Conforme João Rezende, há um contrato com a prefeitura de Campo Grande que é cumprido parcialmente pela administração pública. Ele reforçou que ainda não houve a construção de novos terminais e nem a implementação de corredores exclusivos para os ônibus. “As pessoas também precisam cobrar do poder público”.

Um dos transtornos que a frota de coletivos enfrenta é a danificação dos carros por galhos de árvores que, à medida que crescem, excedem o limite de espaço. Segundo Rezende, a poda desses galhos é responsabilidade da prefeitura.

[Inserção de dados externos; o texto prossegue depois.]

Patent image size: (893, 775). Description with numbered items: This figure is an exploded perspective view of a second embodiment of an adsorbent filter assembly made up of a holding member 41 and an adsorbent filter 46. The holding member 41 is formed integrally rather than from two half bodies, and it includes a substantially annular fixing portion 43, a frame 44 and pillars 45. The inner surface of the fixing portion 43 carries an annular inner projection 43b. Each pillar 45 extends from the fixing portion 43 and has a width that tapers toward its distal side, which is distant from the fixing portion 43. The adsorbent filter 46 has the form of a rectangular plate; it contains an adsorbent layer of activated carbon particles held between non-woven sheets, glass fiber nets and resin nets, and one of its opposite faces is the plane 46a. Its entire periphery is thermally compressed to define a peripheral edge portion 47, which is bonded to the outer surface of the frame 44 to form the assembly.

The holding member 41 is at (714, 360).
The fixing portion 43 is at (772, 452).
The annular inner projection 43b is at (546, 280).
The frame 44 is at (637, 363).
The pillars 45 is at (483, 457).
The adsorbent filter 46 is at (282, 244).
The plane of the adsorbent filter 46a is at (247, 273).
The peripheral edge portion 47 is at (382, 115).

Outro fato destacado pelo empresário é a aquisição de novos ônibus. “Mesmo com dificuldades de renovação da frota, já está documentado. Estamos nos esforçando para cumprir as metas”.

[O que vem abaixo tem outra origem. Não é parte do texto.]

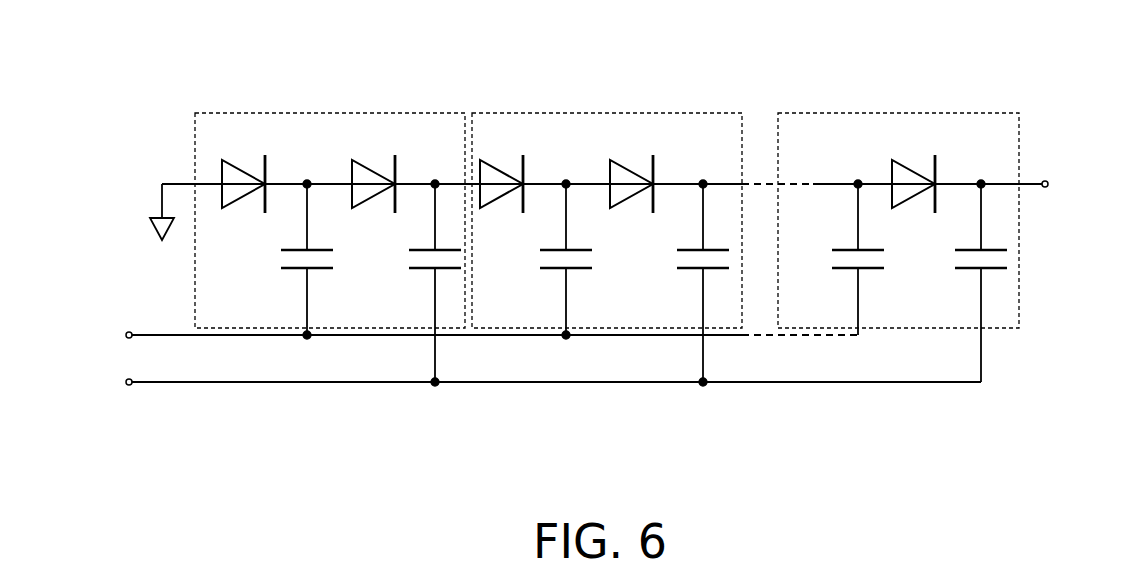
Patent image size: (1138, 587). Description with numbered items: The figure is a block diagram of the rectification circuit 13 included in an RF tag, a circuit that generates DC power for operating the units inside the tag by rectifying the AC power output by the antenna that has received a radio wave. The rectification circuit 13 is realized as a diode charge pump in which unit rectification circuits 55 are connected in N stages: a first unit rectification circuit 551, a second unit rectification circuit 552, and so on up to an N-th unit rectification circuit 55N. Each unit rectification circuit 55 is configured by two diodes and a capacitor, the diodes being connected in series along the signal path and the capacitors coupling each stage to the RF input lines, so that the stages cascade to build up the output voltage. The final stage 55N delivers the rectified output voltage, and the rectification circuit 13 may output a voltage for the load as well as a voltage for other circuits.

The rectification circuit 13 is at (992, 86).
The unit rectification circuit 55 is at (607, 213).
The first unit rectification circuit 551 is at (330, 113).
The second unit rectification circuit 552 is at (607, 113).
The N-th unit rectification circuit 55N is at (878, 113).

Sobre a manutenção, conforme o empresário, o Consórcio faz intervenções nos terminais, os banheiros passam por reformas, mas esse trabalho acaba sendo destruído pela falta de respeito e pela atuação de vândalos.

Isenção e gratuidade

Conforme dados citados pelo presidente do Consórcio Guaicurus, há 10 categorias que possuem a gratuidade da passagem, mas ele sugere que haja uma rediscussão sobre alguns pontos. “Campo Grande é a única cidade que oferece 100% de gratuidade de transporte aos estudantes, mas isso é feito às custas dos usuários pagantes. Precisamos rediscutir para que seja algo justo”.

Regras para aplicativos de mobilidade

Durante entrevista, João Rezende argumentou que, embora facilitem a mobilidade das pessoas, os veículos de aplicativos de transporte não pagam impostos e não seguem regras. Ele opina que para exercício do trabalho, deveria ser exigido antecedentes criminais dos motoristas e exames toxicológicos, muito em função dos recentes casos de homicídio já registrados durante viagens com carros de aplicativos.

Mesmo destacando a questão da segurança, em termos de concorrência, o empresário afirma que “não podemos sucumbir o transporte público”.